Der 14. August 1977 - ein schwüler Hochsommersonntag in Dannenwalde, einem kleinen Ort im nördlichen Brandenburg. Um die Mittagszeit zieht eine Gewitterfront heran, gegen 14 Uhr hängt das Gewitter direkt über dem Ort. Ein Zeitzeuge erinnert sich: "Es hat etwa zwei Mal geblitzt und gedonnert, aber dann ging das Gewitter weiter, aber wir haben keinen Blitz mehr gesehen." Dann begann das Inferno.
Sechs bis sieben Raketen auf einmal
Versteckt im Wald bei Dannenwalde befand sich damals ein riesiges Munitionslager der Sowjetarmee. Dort traf an diesem Sonntag im August ein Blitz einen Stapel von im Freien gelagerter Munition, woraufhin diese explodierte. Vermutlich wurde dadurch der Antrieb von daneben liegenden Katjuscha-Raketen aktiviert, die daraufhin unkontrolliert starteten. "Die Raketen kamen aus jeder Richtung und flogen in jede Richtung", erinnert sich ein Einwohner aus Dannenwalde an die Katastrophe. „Schwefelgeruch lag in der Luft, man konnte kaum atmen.“ Es waren nicht nur einzelne Raketen, sondern sechs bis sieben Stück auf einmal, die zischend durch die Luft flogen. In Panik rannten die Leute aus ihren Häusern und versuchten, so schnell wie möglich aus dem Ort zu fliehen. Kurze Zeit später kamen russische Frauen und Kinder aus dem Lager gerannt und versuchten, sich in den nun leeren Häusern in Dannenwalde zu verstecken.
Erst nach Stunden hörten die Explosionen auf
Hunderte der Katjuscha-Raketen schlugen in den umliegenden Orten ein – trafen Dächer, Autos, blieben in Bäumen stecken. Russische Soldaten versuchten mit Panzern, auf dem Gelände die Raketenstapel auseinanderzuschieben. Mehrere Mittelstreckenraketen wurden in aller Eile von russischen Soldaten weggefahren.

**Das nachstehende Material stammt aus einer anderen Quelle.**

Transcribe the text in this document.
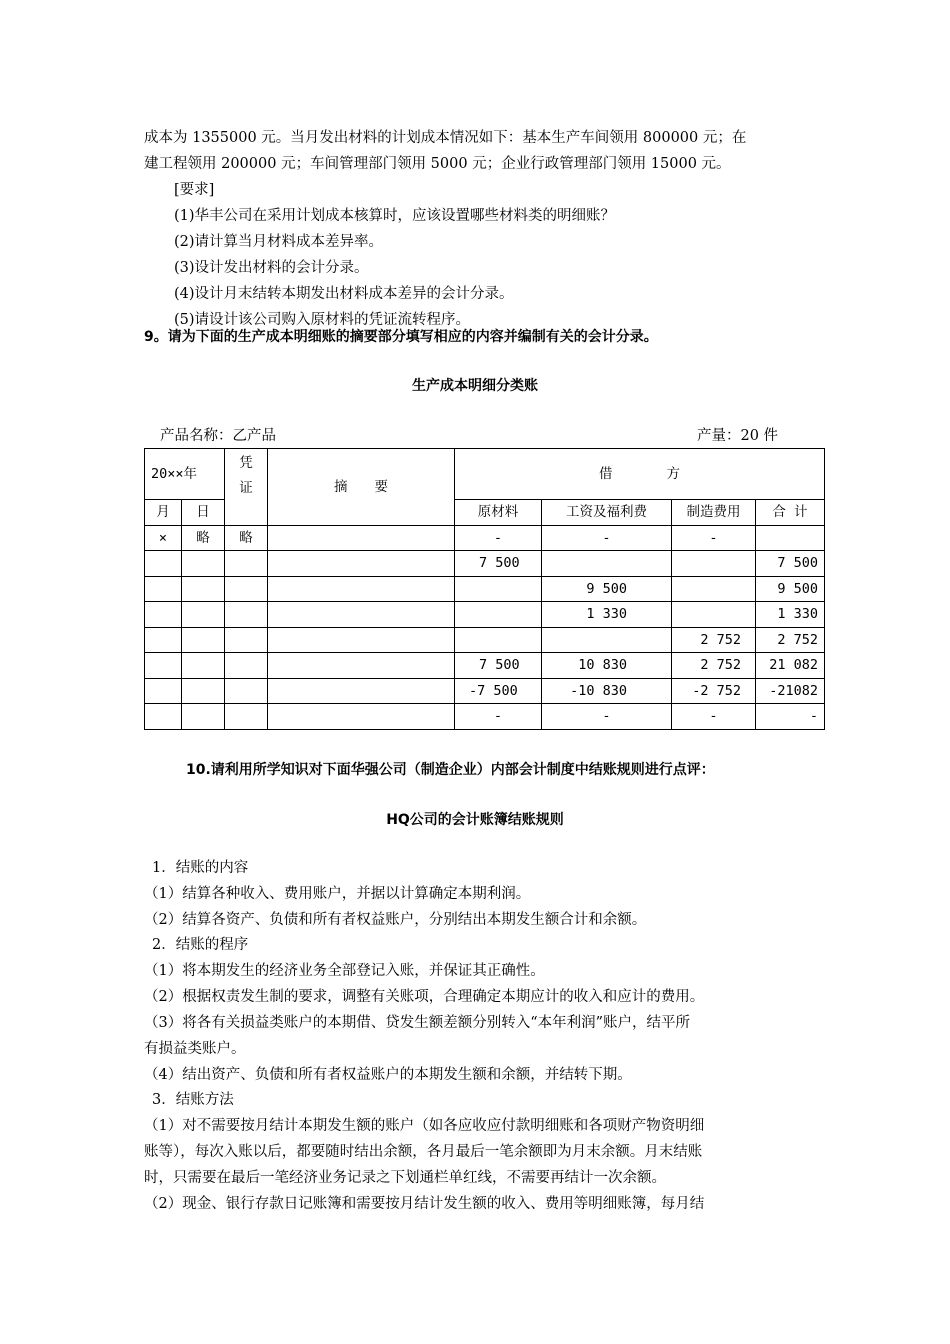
成本为 1355000 元。当月发出材料的计划成本情况如下：基本生产车间领用 800000 元；在
建工程领用 200000 元；车间管理部门领用 5000 元；企业行政管理部门领用 15000 元。
[要求]
(1)华丰公司在采用计划成本核算时，应该设置哪些材料类的明细账？
(2)请计算当月材料成本差异率。
(3)设计发出材料的会计分录。
(4)设计月末结转本期发出材料成本差异的会计分录。
(5)请设计该公司购入原材料的凭证流转程序。
9。请为下面的生产成本明细账的摘要部分填写相应的内容并编制有关的会计分录。
生产成本明细分类账
产品名称：乙产品	产量：20 件
20××年		凭证	摘　　要	借　　　　方			
月	日			原材料	工资及福利费	制造费用	合 计
×	略	略		-	-	-	
				7 500			7 500
					9 500		9 500
					1 330		1 330
						2 752	2 752
				7 500	10 830	2 752	21 082
				-7 500	-10 830	-2 752	-21082
				-	-	-	-
10.请利用所学知识对下面华强公司（制造企业）内部会计制度中结账规则进行点评：
HQ公司的会计账簿结账规则
1．结账的内容
（1）结算各种收入、费用账户，并据以计算确定本期利润。
（2）结算各资产、负债和所有者权益账户，分别结出本期发生额合计和余额。
2．结账的程序
（1）将本期发生的经济业务全部登记入账，并保证其正确性。
（2）根据权责发生制的要求，调整有关账项，合理确定本期应计的收入和应计的费用。
（3）将各有关损益类账户的本期借、贷发生额差额分别转入“本年利润”账户，结平所
有损益类账户。
（4）结出资产、负债和所有者权益账户的本期发生额和余额，并结转下期。
3．结账方法
（1）对不需要按月结计本期发生额的账户（如各应收应付款明细账和各项财产物资明细
账等），每次入账以后，都要随时结出余额，各月最后一笔余额即为月末余额。月末结账
时，只需要在最后一笔经济业务记录之下划通栏单红线，不需要再结计一次余额。
（2）现金、银行存款日记账簿和需要按月结计发生额的收入、费用等明细账簿，每月结
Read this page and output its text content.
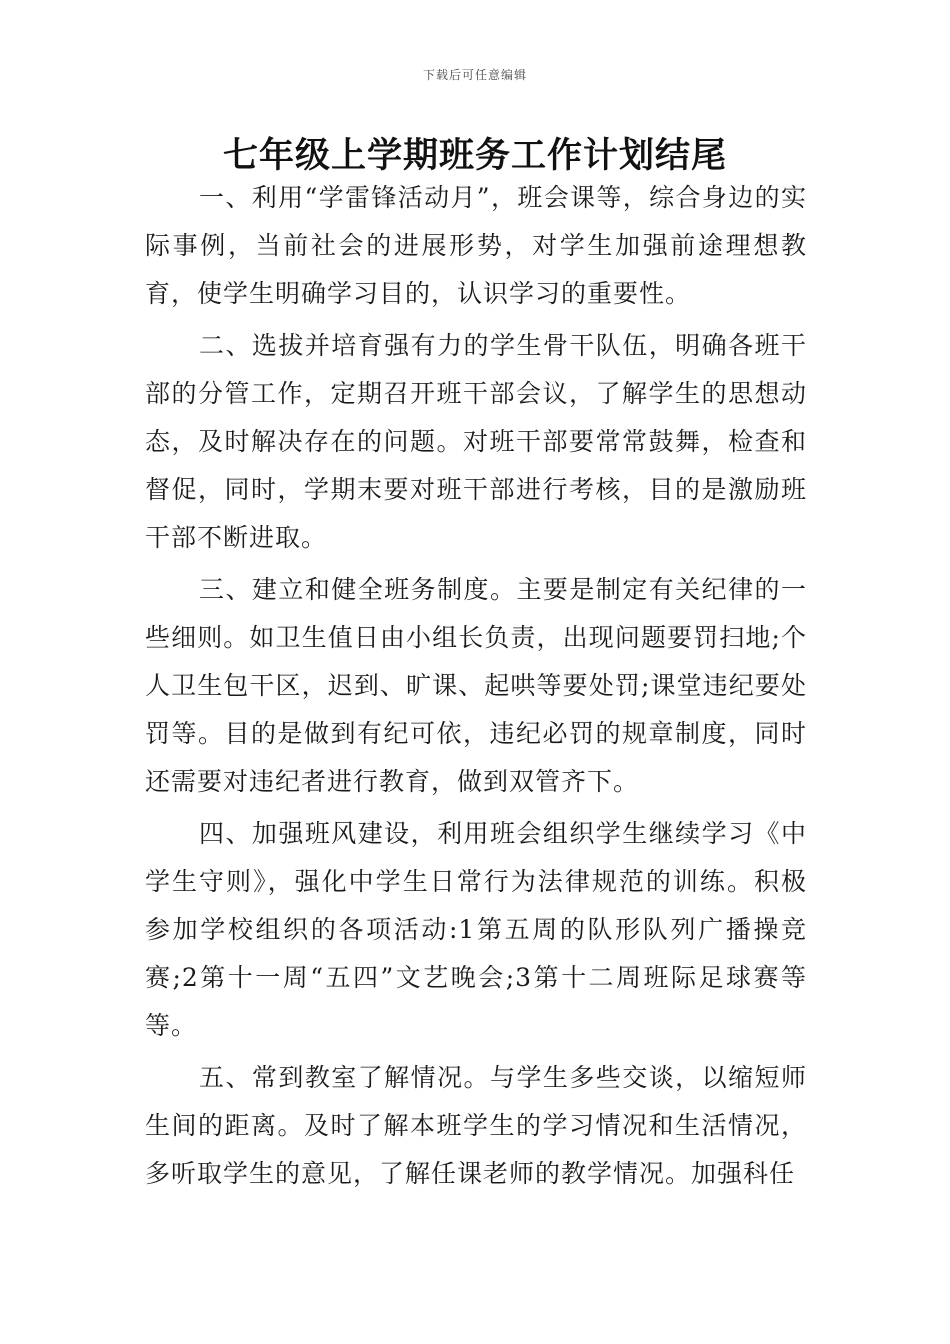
下载后可任意编辑
七年级上学期班务工作计划结尾

一、利用“学雷锋活动月”，班会课等，综合身边的实际事例，当前社会的进展形势，对学生加强前途理想教育，使学生明确学习目的，认识学习的重要性。

二、选拔并培育强有力的学生骨干队伍，明确各班干部的分管工作，定期召开班干部会议，了解学生的思想动态，及时解决存在的问题。对班干部要常常鼓舞，检查和督促，同时，学期末要对班干部进行考核，目的是激励班干部不断进取。

三、建立和健全班务制度。主要是制定有关纪律的一些细则。如卫生值日由小组长负责，出现问题要罚扫地;个人卫生包干区，迟到、旷课、起哄等要处罚;课堂违纪要处罚等。目的是做到有纪可依，违纪必罚的规章制度，同时还需要对违纪者进行教育，做到双管齐下。

四、加强班风建设，利用班会组织学生继续学习《中学生守则》，强化中学生日常行为法律规范的训练。积极参加学校组织的各项活动:1第五周的队形队列广播操竞赛;2第十一周“五四”文艺晚会;3第十二周班际足球赛等等。

五、常到教室了解情况。与学生多些交谈，以缩短师生间的距离。及时了解本班学生的学习情况和生活情况，多听取学生的意见，了解任课老师的教学情况。加强科任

Ein vollbeladener Munitionszug konnte gerade noch rechtzeitig mit Hilfe deutscher Helfer aus der Gefahrenzone in Dannenwalde gezogen werden. Erst 20 Uhr beruhigte sich das Inferno. Die Einwohner von Dannenwalde und anderer umliegender Ortschaften kamen damals mit dem Schrecken davon. Verletzt wurde niemand. Wie viele russische Soldaten damals starben, ist bis heute nicht bekannt. Angeblich wurden nach der Katastrophe verstärkt Särge in der Umgebung in Auftrag gegeben.
Absolute Geheimhaltung
Am Tag danach begannen die Aufräumarbeiten. Wie nach dem Ende der DDR aus Aufzeichnungen der Stasi bekannt wurde, wurden 778 Raketen außerhalb des Munitionslagers geborgen. Die Bewohner von Dannenwalde durften bis 1989 nicht über die Geschehnisse des 14. August 1977 reden. Die DDR-Presse berichtete nicht darüber.
Anfang der 90er Jahre, als die sowjetische Armee ihre Liegenschaften verließ, kam auf dem Gelände bei Dannenwalde bergeweise Munitionsschrott zum Vorschein, teilweise vergraben, teilweise in Haufen frei herumliegend. Experten gehen davon aus, dass noch immer Raketen voller Sprengstoff im Wald von Dannenwalde und Umgebung in der Erde liegen. Aber welcher Gefahr die Menschen dort wirklich entronnen sind, kam erst vor wenigen Jahren ans Licht. Denn nur 200 Meter vom Ort der Explosion entfernt befand sich ein streng abgeschirmtes Sonderlager. Es diente der Lagerung von „Spezialladungen“ - bis heute ist nicht geklärt, ob sich dort chemische Waffen oder sogar Atomsprengköpfe befanden.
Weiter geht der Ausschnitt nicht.